Mr. Beveridge's commiseration would have been wasted on Captain Boyd Mayo that evening. The captain snapped off the light in the chart-room as soon as they had departed, and there in the gloom he took his happiness to his heart, even as he had taken her delicious self to his breast. He put up his hands and pressed his face into the palms. He inhaled the delicate, subtle fragrance—a mere suggestion of perfume—the sweet ghost of her personality, which she had left behind. Her touch still thrilled him, and the warmth of her last kiss was on his lips.

Then he went out and climbed the ladder to the bridge. A peep over the shoulder of the man at the wheel into the mellow glow under the hood of the binnacle, showed him that the Olenia was on her course.

“It's a beautiful night, Mr.
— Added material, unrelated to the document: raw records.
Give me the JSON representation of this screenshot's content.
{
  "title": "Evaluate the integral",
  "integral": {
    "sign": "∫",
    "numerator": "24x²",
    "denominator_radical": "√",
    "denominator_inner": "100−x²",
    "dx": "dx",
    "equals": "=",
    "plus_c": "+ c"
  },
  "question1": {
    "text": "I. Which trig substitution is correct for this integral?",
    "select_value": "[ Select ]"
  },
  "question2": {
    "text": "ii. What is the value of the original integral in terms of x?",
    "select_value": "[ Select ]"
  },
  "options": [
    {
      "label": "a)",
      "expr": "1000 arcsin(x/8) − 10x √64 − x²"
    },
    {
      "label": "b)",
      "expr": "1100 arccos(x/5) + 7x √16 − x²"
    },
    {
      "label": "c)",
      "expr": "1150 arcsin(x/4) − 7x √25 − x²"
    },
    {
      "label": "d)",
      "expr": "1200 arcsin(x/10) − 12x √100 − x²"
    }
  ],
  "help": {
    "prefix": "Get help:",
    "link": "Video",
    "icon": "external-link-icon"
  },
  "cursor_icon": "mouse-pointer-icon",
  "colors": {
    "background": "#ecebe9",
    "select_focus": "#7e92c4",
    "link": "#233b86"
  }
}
McGaw,” he said to the mate, a stumpy little man with bowed legs, who was pacing to and fro, measuring strides with the regularity of a pendulum.

“It is that, sir!”

Mr. McGaw, before he answered, plainly had difficulty with something which bulged in his cheek. He appeared, also, to be considerably surprised by the captain's air of vivacious gaiety. His superior had been moping around the ship for many days with melancholy spelled in every line of his face.

“Yes, it's the most beautiful and perfect night I ever saw, Mr. McGaw.” There was triumph in the captain's buoyant tones.

“Must be allowed to be what they call a starry night for a ramble,” admitted the mate, trying to find speech to fit the occasion.

“I will take the rest of this watch and the middle watch, Mr. McGaw,” offered the captain. “I want to stay up to-night. I can't go to sleep.”

The offer meant that Captain Mayo proposed to stay on duty until four o'clock in the morning.

Mate McGaw fiddled a gnarled finger under his nose and tried to find some words of protest. But Captain Mayo added a crisp command.